In her relationship with Zara, too, the film triumphs. When Zara first returns to Karachi, their relationship is strained and somewhat cold, with grievances both said and unsaid hovering between them. As the narrative progresses, their dynamic is explored and deepened.
A scene with the two of them driving home from a party is a good example of the way in which the nuances of their relationship are brought to light without necessarily offering a neat resolution to their conflicts.
The car ride, with Zareen driving and Zara beside her, has moments of them arguing balanced by moments of vulnerability as well as moments of levity and silliness, and the way in which both sisters weave in and out of these range of emotions rings true to the way relationships between sisters – or indeed any relationship between women which is loving and complicated – really are.
In many ways, the Zareen-Zara duo are the contemporary descendants of the sisters of Haseena Moin’s Tanhaiyan (1985). In that drama, too, two sisters (Shehnaz Shaikh and Marina Khan) grapple with personal ambitions and obligations to each other and to their family, and like Zareen and Zara, their relationship, too, was at turns supportive and difficult.
Cake’s treatment of its women is reminiscent of Haseena Moin’s dramas in other ways as well. What makes Moin’s dramas so beloved and enduring is that they felt real and true in the casual manner in which they afforded their female characters the right to be difficult, to be conflicted and unfair and wrong, to make mistakes and learn from them.

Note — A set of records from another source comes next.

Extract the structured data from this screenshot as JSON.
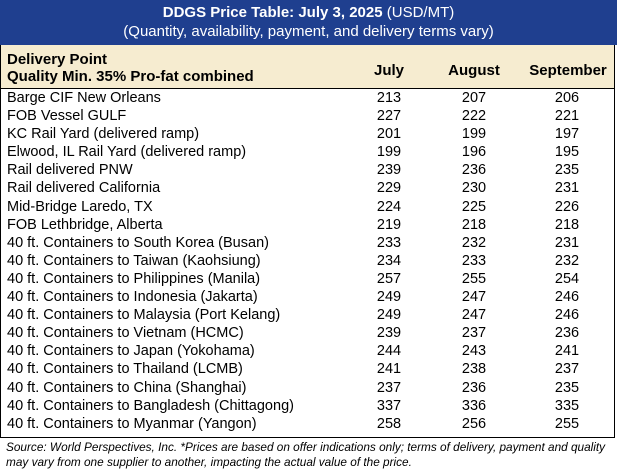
{
  "banner": {
    "title_bold": "DDGS Price Table: July 3, 2025",
    "title_rest": " (USD/MT)",
    "subtitle": "(Quantity, availability, payment, and delivery terms vary)",
    "bg_color": "#1f3f8f"
  },
  "header": {
    "delivery_point": "Delivery Point",
    "quality": "Quality Min. 35% Pro-fat combined",
    "months": [
      "July",
      "August",
      "September"
    ],
    "bg_color": "#f6ecd0"
  },
  "rows": [
    {
      "name": "Barge CIF New Orleans",
      "july": "213",
      "august": "207",
      "september": "206"
    },
    {
      "name": "FOB Vessel GULF",
      "july": "227",
      "august": "222",
      "september": "221"
    },
    {
      "name": "KC Rail Yard (delivered ramp)",
      "july": "201",
      "august": "199",
      "september": "197"
    },
    {
      "name": "Elwood, IL Rail Yard (delivered ramp)",
      "july": "199",
      "august": "196",
      "september": "195"
    },
    {
      "name": "Rail delivered PNW",
      "july": "239",
      "august": "236",
      "september": "235"
    },
    {
      "name": "Rail delivered California",
      "july": "229",
      "august": "230",
      "september": "231"
    },
    {
      "name": "Mid-Bridge Laredo, TX",
      "july": "224",
      "august": "225",
      "september": "226"
    },
    {
      "name": "FOB Lethbridge, Alberta",
      "july": "219",
      "august": "218",
      "september": "218"
    },
    {
      "name": "40 ft. Containers to South Korea (Busan)",
      "july": "233",
      "august": "232",
      "september": "231"
    },
    {
      "name": "40 ft. Containers to Taiwan (Kaohsiung)",
      "july": "234",
      "august": "233",
      "september": "232"
    },
    {
      "name": "40 ft. Containers to Philippines (Manila)",
      "july": "257",
      "august": "255",
      "september": "254"
    },
    {
      "name": "40 ft. Containers to Indonesia (Jakarta)",
      "july": "249",
      "august": "247",
      "september": "246"
    },
    {
      "name": "40 ft. Containers to Malaysia (Port Kelang)",
      "july": "249",
      "august": "247",
      "september": "246"
    },
    {
      "name": "40 ft. Containers to Vietnam (HCMC)",
      "july": "239",
      "august": "237",
      "september": "236"
    },
    {
      "name": "40 ft. Containers to Japan (Yokohama)",
      "july": "244",
      "august": "243",
      "september": "241"
    },
    {
      "name": "40 ft. Containers to Thailand (LCMB)",
      "july": "241",
      "august": "238",
      "september": "237"
    },
    {
      "name": "40 ft. Containers to China (Shanghai)",
      "july": "237",
      "august": "236",
      "september": "235"
    },
    {
      "name": "40 ft. Containers to Bangladesh (Chittagong)",
      "july": "337",
      "august": "336",
      "september": "335"
    },
    {
      "name": "40 ft. Containers to Myanmar (Yangon)",
      "july": "258",
      "august": "256",
      "september": "255"
    }
  ],
  "footnote": "Source: World Perspectives, Inc. *Prices are based on offer indications only; terms of delivery, payment and quality may vary from one supplier to another, impacting the actual value of the price."
}
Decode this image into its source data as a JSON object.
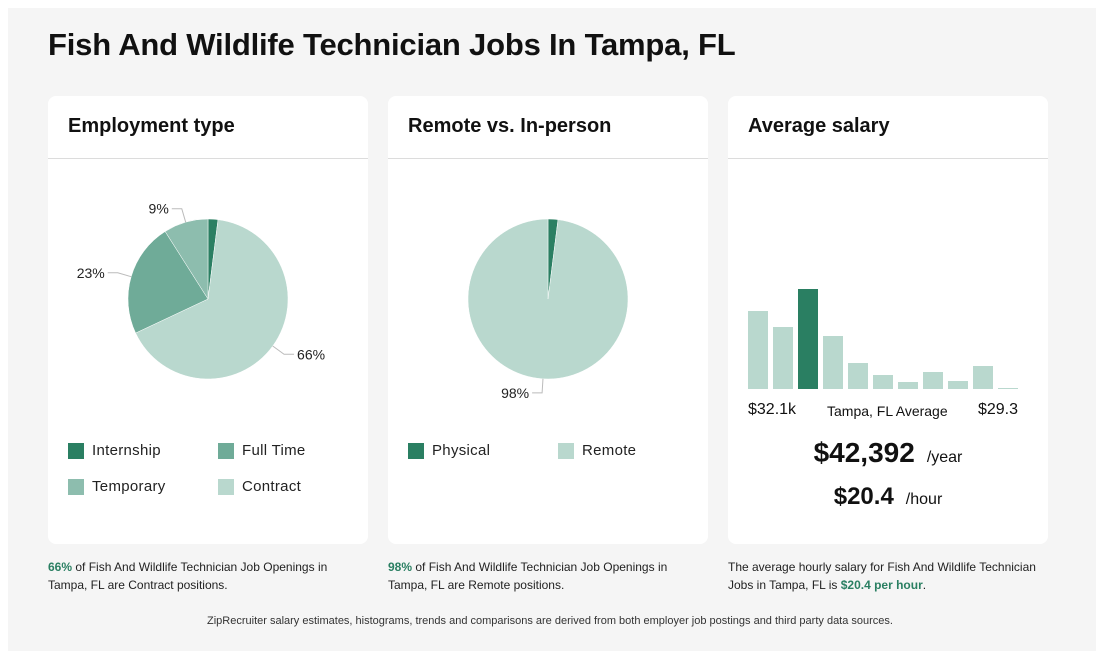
{
  "page": {
    "title": "Fish And Wildlife Technician Jobs In Tampa, FL"
  },
  "colors": {
    "dark": "#2a7f62",
    "mid": "#6fab98",
    "light": "#8dbdae",
    "pale": "#b9d8ce",
    "text": "#111111"
  },
  "cards": {
    "employment": {
      "title": "Employment type"
    },
    "remote": {
      "title": "Remote vs. In-person"
    },
    "salary": {
      "title": "Average salary"
    }
  },
  "chart_data": [
    {
      "type": "pie",
      "title": "Employment type",
      "slices": [
        {
          "name": "Internship",
          "value": 2,
          "label": "",
          "color": "#2a7f62"
        },
        {
          "name": "Contract",
          "value": 66,
          "label": "66%",
          "color": "#b9d8ce"
        },
        {
          "name": "Full Time",
          "value": 23,
          "label": "23%",
          "color": "#6fab98"
        },
        {
          "name": "Temporary",
          "value": 9,
          "label": "9%",
          "color": "#8dbdae"
        }
      ],
      "legend": [
        {
          "name": "Internship",
          "color": "#2a7f62"
        },
        {
          "name": "Full Time",
          "color": "#6fab98"
        },
        {
          "name": "Temporary",
          "color": "#8dbdae"
        },
        {
          "name": "Contract",
          "color": "#b9d8ce"
        }
      ]
    },
    {
      "type": "pie",
      "title": "Remote vs. In-person",
      "slices": [
        {
          "name": "Physical",
          "value": 2,
          "label": "",
          "color": "#2a7f62"
        },
        {
          "name": "Remote",
          "value": 98,
          "label": "98%",
          "color": "#b9d8ce"
        }
      ],
      "legend": [
        {
          "name": "Physical",
          "color": "#2a7f62"
        },
        {
          "name": "Remote",
          "color": "#b9d8ce"
        }
      ]
    },
    {
      "type": "bar",
      "title": "Average salary",
      "values": [
        78,
        62,
        100,
        53,
        26,
        14,
        7,
        17,
        8,
        23,
        1
      ],
      "highlight_index": 2,
      "range_min_label": "$32.1k",
      "range_max_label": "$29.3",
      "average_label": "Tampa, FL Average"
    }
  ],
  "salary": {
    "annual": "$42,392",
    "annual_unit": "/year",
    "hourly": "$20.4",
    "hourly_unit": "/hour"
  },
  "captions": {
    "employment": {
      "highlight": "66%",
      "rest": " of Fish And Wildlife Technician Job Openings in Tampa, FL are Contract positions."
    },
    "remote": {
      "highlight": "98%",
      "rest": " of Fish And Wildlife Technician Job Openings in Tampa, FL are Remote positions."
    },
    "salary": {
      "before": "The average hourly salary for Fish And Wildlife Technician Jobs in Tampa, FL is ",
      "highlight": "$20.4 per hour",
      "after": "."
    }
  },
  "footer": "ZipRecruiter salary estimates, histograms, trends and comparisons are derived from both employer job postings and third party data sources."
}
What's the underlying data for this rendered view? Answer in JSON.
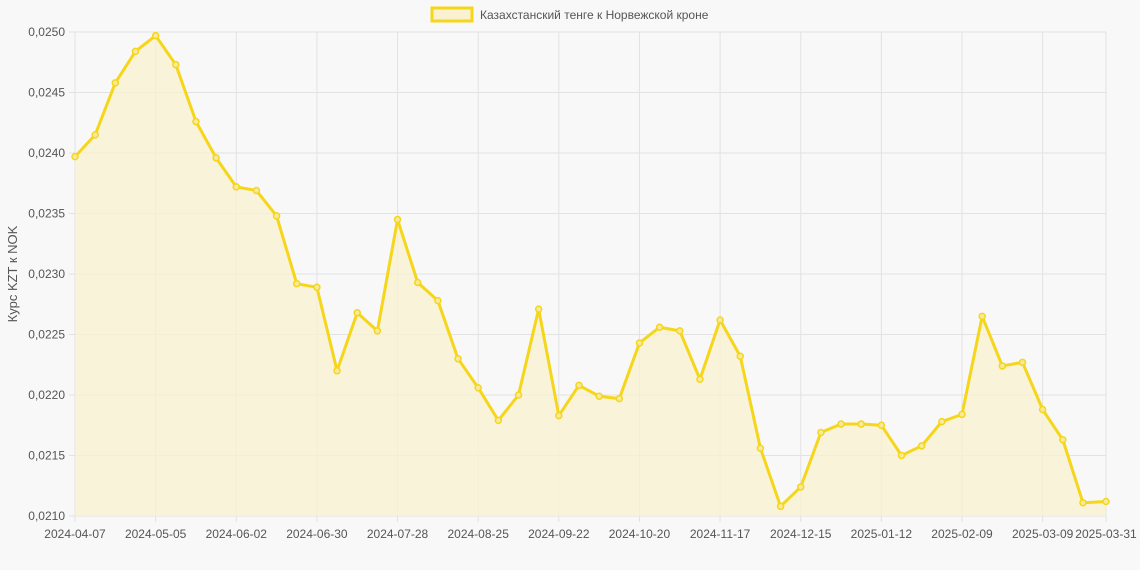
{
  "chart_data": {
    "type": "line",
    "title": "",
    "xlabel": "",
    "ylabel": "Курс KZT к NOK",
    "legend_position": "top-center",
    "grid": true,
    "colors": {
      "line": "#f5d61a",
      "fill": "#f9f1cf",
      "point_fill": "#f7eaa0",
      "grid": "#e2e2e2",
      "text": "#555555"
    },
    "ylim": [
      0.021,
      0.025
    ],
    "y_ticks": [
      "0,0250",
      "0,0245",
      "0,0240",
      "0,0235",
      "0,0230",
      "0,0225",
      "0,0220",
      "0,0215",
      "0,0210"
    ],
    "x_ticks": [
      "2024-04-07",
      "2024-05-05",
      "2024-06-02",
      "2024-06-30",
      "2024-07-28",
      "2024-08-25",
      "2024-09-22",
      "2024-10-20",
      "2024-11-17",
      "2024-12-15",
      "2025-01-12",
      "2025-02-09",
      "2025-03-09",
      "2025-03-31"
    ],
    "x": [
      "2024-04-07",
      "2024-04-14",
      "2024-04-21",
      "2024-04-28",
      "2024-05-05",
      "2024-05-12",
      "2024-05-19",
      "2024-05-26",
      "2024-06-02",
      "2024-06-09",
      "2024-06-16",
      "2024-06-23",
      "2024-06-30",
      "2024-07-07",
      "2024-07-14",
      "2024-07-21",
      "2024-07-28",
      "2024-08-04",
      "2024-08-11",
      "2024-08-18",
      "2024-08-25",
      "2024-09-01",
      "2024-09-08",
      "2024-09-15",
      "2024-09-22",
      "2024-09-29",
      "2024-10-06",
      "2024-10-13",
      "2024-10-20",
      "2024-10-27",
      "2024-11-03",
      "2024-11-10",
      "2024-11-17",
      "2024-11-24",
      "2024-12-01",
      "2024-12-08",
      "2024-12-15",
      "2024-12-22",
      "2024-12-29",
      "2025-01-05",
      "2025-01-12",
      "2025-01-19",
      "2025-01-26",
      "2025-02-02",
      "2025-02-09",
      "2025-02-16",
      "2025-02-23",
      "2025-03-02",
      "2025-03-09",
      "2025-03-16",
      "2025-03-23",
      "2025-03-31"
    ],
    "series": [
      {
        "name": "Казахстанский тенге к Норвежской кроне",
        "values": [
          0.02397,
          0.02415,
          0.02458,
          0.02484,
          0.02497,
          0.02473,
          0.02426,
          0.02396,
          0.02372,
          0.02369,
          0.02348,
          0.02292,
          0.02289,
          0.0222,
          0.02268,
          0.02253,
          0.02345,
          0.02293,
          0.02278,
          0.0223,
          0.02206,
          0.02179,
          0.022,
          0.02271,
          0.02183,
          0.02208,
          0.02199,
          0.02197,
          0.02243,
          0.02256,
          0.02253,
          0.02213,
          0.02262,
          0.02232,
          0.02156,
          0.02108,
          0.02124,
          0.02169,
          0.02176,
          0.02176,
          0.02175,
          0.0215,
          0.02158,
          0.02178,
          0.02184,
          0.02265,
          0.02224,
          0.02227,
          0.02188,
          0.02163,
          0.02111,
          0.02112
        ]
      }
    ]
  }
}
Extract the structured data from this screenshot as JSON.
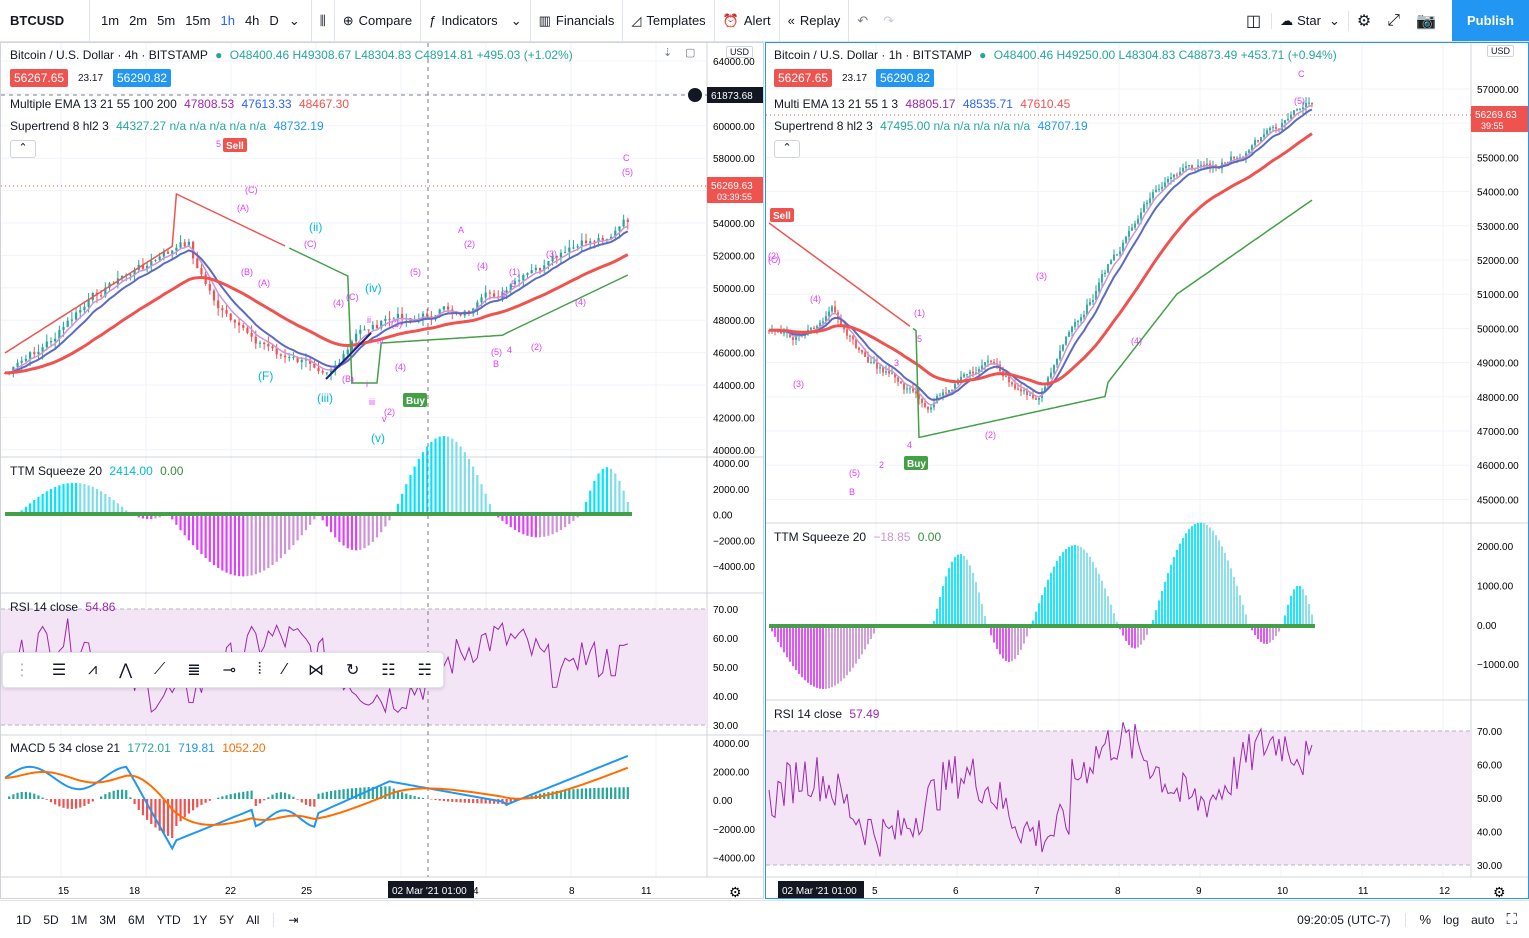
{
  "toolbar": {
    "symbol": "BTCUSD",
    "intervals": [
      "1m",
      "2m",
      "5m",
      "15m",
      "1h",
      "4h",
      "D"
    ],
    "compare": "Compare",
    "indicators": "Indicators",
    "financials": "Financials",
    "templates": "Templates",
    "alert": "Alert",
    "replay": "Replay",
    "star": "Star",
    "publish": "Publish"
  },
  "left": {
    "title": "Bitcoin / U.S. Dollar · 4h · BITSTAMP",
    "ohlc": "O48400.46 H49308.67 L48304.83 C48914.81 +495.03 (+1.02%)",
    "bid": "56267.65",
    "spread": "23.17",
    "ask": "56290.82",
    "ema_name": "Multiple EMA 13 21 55 100 200",
    "ema_vals": [
      "47808.53",
      "47613.33",
      "48467.30"
    ],
    "st_name": "Supertrend 8 hl2 3",
    "st_vals": "44327.27 n/a n/a n/a n/a n/a",
    "st_last": "48732.19",
    "currency": "USD",
    "crosshair": "61873.68",
    "last_price": "56269.63",
    "last_time": "03:39:55",
    "price_ticks": [
      "64000.00",
      "62000.00",
      "60000.00",
      "58000.00",
      "56000.00",
      "54000.00",
      "52000.00",
      "50000.00",
      "48000.00",
      "46000.00",
      "44000.00",
      "42000.00",
      "40000.00"
    ],
    "ttm_name": "TTM Squeeze 20",
    "ttm_vals": [
      "2414.00",
      "0.00"
    ],
    "ttm_ticks": [
      "4000.00",
      "2000.00",
      "0.00",
      "−2000.00",
      "−4000.00"
    ],
    "rsi_name": "RSI 14 close",
    "rsi_val": "54.86",
    "rsi_ticks": [
      "70.00",
      "60.00",
      "50.00",
      "40.00",
      "30.00"
    ],
    "macd_name": "MACD 5 34 close 21",
    "macd_vals": [
      "1772.01",
      "719.81",
      "1052.20"
    ],
    "macd_ticks": [
      "4000.00",
      "2000.00",
      "0.00",
      "−2000.00",
      "−4000.00"
    ],
    "x_ticks": [
      "15",
      "18",
      "22",
      "25",
      "4",
      "8",
      "11"
    ],
    "x_cursor": "02 Mar '21   01:00",
    "labels": {
      "sell": "Sell",
      "buy": "Buy"
    },
    "waves": [
      "5",
      "(C)",
      "(A)",
      "(B)",
      "(C)",
      "(A)",
      "(B)",
      "(ii)",
      "(iii)",
      "(iv)",
      "(v)",
      "i",
      "ii",
      "iii",
      "iv",
      "v",
      "(B)",
      "(A)",
      "(C)",
      "(4)",
      "(2)",
      "(3)",
      "(1)",
      "(5)",
      "1",
      "2",
      "3",
      "4",
      "5",
      "(5)",
      "C",
      "B",
      "A",
      "(2)",
      "(4)",
      "(1)",
      "(3)",
      "(5)",
      "(4)",
      "(5)",
      "(3)",
      "(1)",
      "3",
      "4",
      "5",
      "(2)"
    ]
  },
  "right": {
    "title": "Bitcoin / U.S. Dollar · 1h · BITSTAMP",
    "ohlc": "O48400.46 H49250.00 L48304.83 C48873.49 +453.71 (+0.94%)",
    "bid": "56267.65",
    "spread": "23.17",
    "ask": "56290.82",
    "ema_name": "Multi EMA 13 21 55 1 3",
    "ema_vals": [
      "48805.17",
      "48535.71",
      "47610.45"
    ],
    "st_name": "Supertrend 8 hl2 3",
    "st_vals": "47495.00 n/a n/a n/a n/a n/a",
    "st_last": "48707.19",
    "currency": "USD",
    "last_price": "56269.63",
    "last_time": "39:55",
    "price_ticks": [
      "57000.00",
      "56000.00",
      "55000.00",
      "54000.00",
      "53000.00",
      "52000.00",
      "51000.00",
      "50000.00",
      "49000.00",
      "48000.00",
      "47000.00",
      "46000.00",
      "45000.00"
    ],
    "ttm_name": "TTM Squeeze 20",
    "ttm_vals": [
      "−18.85",
      "0.00"
    ],
    "ttm_ticks": [
      "2000.00",
      "1000.00",
      "0.00",
      "−1000.00"
    ],
    "rsi_name": "RSI 14 close",
    "rsi_val": "57.49",
    "rsi_ticks": [
      "70.00",
      "60.00",
      "50.00",
      "40.00",
      "30.00"
    ],
    "x_ticks": [
      "5",
      "6",
      "7",
      "8",
      "9",
      "10",
      "11",
      "12"
    ],
    "x_cursor": "02 Mar '21   01:00",
    "labels": {
      "sell": "Sell",
      "buy": "Buy"
    }
  },
  "bottom": {
    "ranges": [
      "1D",
      "5D",
      "1M",
      "3M",
      "6M",
      "YTD",
      "1Y",
      "5Y",
      "All"
    ],
    "clock": "09:20:05 (UTC-7)",
    "pct": "%",
    "log": "log",
    "auto": "auto"
  },
  "colors": {
    "red": "#ef5350",
    "green": "#26a69a",
    "blue": "#2962ff",
    "violet": "#9c27b0",
    "magenta": "#e040fb",
    "cyan": "#00bcd4",
    "rsi_bg": "#f3e5f5"
  }
}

It didn’t come across as Moin trying to Make a Point. It was subtle and quiet and it made her characters human, and that’s what made her work so feminist.
Feminism boils down to an argument for refusing to deny women the fullness of their humanity.
Subtlety and quiet moments that ended up saying a lot is a trademark Moin move, especially when it came to her women characters falling in love – and in that regard, Cake feels reminiscent of Dhoop Kinaray (1987), where Zoya (Marina Khan) falls in love with Dr Ahmer (Rahat Kazmi) in a series of small, intimate and largely quiet moments.
In Cake, the primary romance between Zareen and Romeo develops quietly, such as the scene where Romeo joins Zareen in her house’s courtyard at dusk as she is reading a book, and wordlessly, sits by her and opens a book of his own.
Even the complications of their potential romance, with the class difference and consequent power imbalance between the two of them (Romeo works as a nurse to Zareen’s parents, and his working class family has long been in service to Zareen’s much more privileged and affluent zamindar family), is explored with a lightness of touch that nevertheless seems cognisant of the social inequities within which their romance exists.
Despite what the confusion and mistrust of the term that is rampant on social media circles would have you believe, feminism really boils down to an argument for refusing to deny women the fullness of their humanity.
Cake feels feminist not merely because it puts women, their interiority and their relationships at the centre of the narrative, but because it does this quite casually and organically, giving, without much fanfare, the stories of Zareen and Zara the narrative empathy that is commonly and widely given to the stories of men. For this alone, the film deserves to be applauded and celebrated.